Kansas Citians and other visitors will have access to a fuller, more detailed picture of the art produced on this continent when the Nelson-Atkins Museum of Art opens its new American Indian galleries on Nov. 11.
The installation, almost seven years in the making, features 200 objects dating from pre-contact to the present, produced by artists from more than 65 tribal groups in the U.S. and Canada.
At more than 6,100 square feet, it is one of the largest installations of American Indian art in any comprehensive museum in the world.
The display is studded with stellar objects. Among them are an exquisite 17th-century feast bowl incorporating a carving of a thunderbird’s head at the rim; a dramatic Kwakiutl mask representing the Wild Woman of the Woods; and a Hopi manta dress, subtly banded in dark blue and brown, that would make painter Mark Rothko gasp.
Occupying three renovated second-floor galleries emptied by the move of modern and contemporary art to the Bloch Building, the project represents the second half of a $17.2 million renovation that presents American and American Indian art in contiguous spaces.
The location has everything to do with what curator Gaylord Torrence and the museum want to convey: that the art of native peoples is “an essential part of our nation’s heritage.”
The variety is overwhelming, from carved pipes and intricately woven baskets, to pottery, clothing and jewelry.
And yes, the display includes totem poles, beaded moccasins and kachina dolls — as well as one of the best feathered headdresses in existence.
The museum’s eagle feather headdress (c. 1875), from the Northern Cheyenne of Montana, is intact. The eagle feather crown incorporates a dense “cap” of raven feathers, visible from the rear. The original 6-foot-long trailer displays stains from its former wearer’s body paint.
The headdress is one of roughly 60 pieces in the installation that were part of the Nelson’s original collection assembled in the early 1930s.
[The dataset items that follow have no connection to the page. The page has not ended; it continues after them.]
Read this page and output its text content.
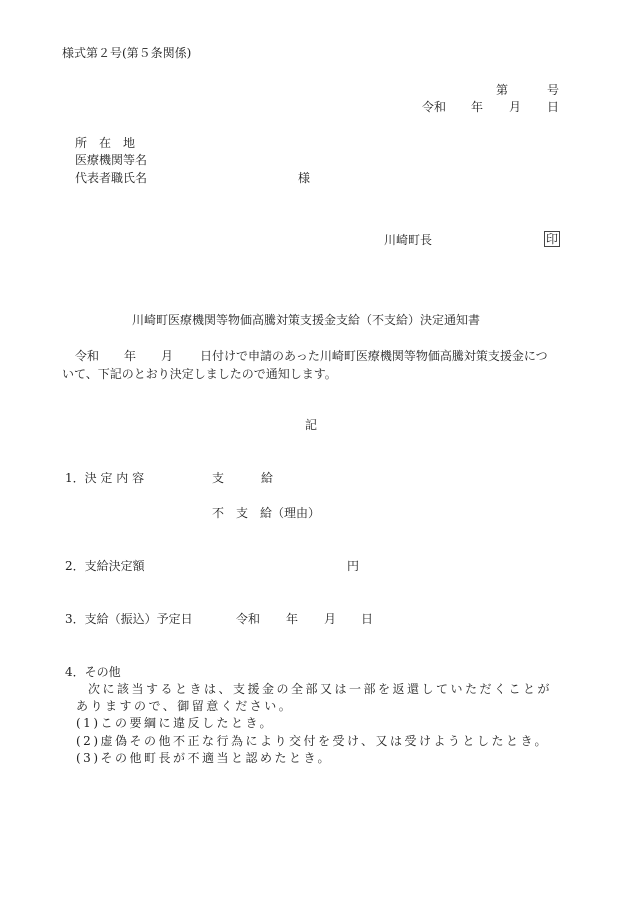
様式第２号(第５条関係)
第	号
令和 年 月 日
所　在　地
医療機関等名
代表者職氏名	様
川崎町長	印
川崎町医療機関等物価高騰対策支援金支給（不支給）決定通知書
令和 年 月 日付けで申請のあった川崎町医療機関等物価高騰対策支援金につ
いて、下記のとおり決定しましたので通知します。
記
1．決 定 内 容	支	給
不　支　給（理由）
2．支給決定額	円
3．支給（振込）予定日	令和 年 月 日
4．その他
次に該当するときは、支援金の全部又は一部を返還していただくことが
ありますので、御留意ください。
(1)この要綱に違反したとき。
(2)虚偽その他不正な行為により交付を受け、又は受けようとしたとき。
(3)その他町長が不適当と認めたとき。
More than half of the works on view have been added over the last several years by Torrence, who joined the museum as founding curator of American Indian art in 2002.
“When I got to the Nelson, I put together a list of objects I wanted in the collection, and I went after them,” he said during a recent tour of the galleries.
Torrence managed to charm some of them away from private collectors and dealers, such as Ned Jalbert, from Westborough, Mass., who made a gift to the museum of a rare Ojibwa buffalo skin coat embellished with painted and embroidered designs.
Others, such as the entrancing mid-19th century Arikara shield painted with a visionary image of a buffalo, he purchased with funds from the Donald D. Jones Fund for American Indian Art. The fund was “critical to building the collection,” Torrence said.
Donald D. “Casey” Jones, a staff member and editor at The Kansas City Star and Times for more than 40 years, also left his American Indian art collection to the Nelson. Fifteen objects he collected appear in the installation, including a striking red Tlingit tunic emblazoned with a beaded clan crest image of woodworms. In addition to gifts and purchases, the installation features roughly two dozen loans from individuals and institutions. Nerman Museum director Bruce Hartman lent the oldest items in the installation — a pair of flint ceremonial blades (2500-1500 BCE) from Pettis County, Mo.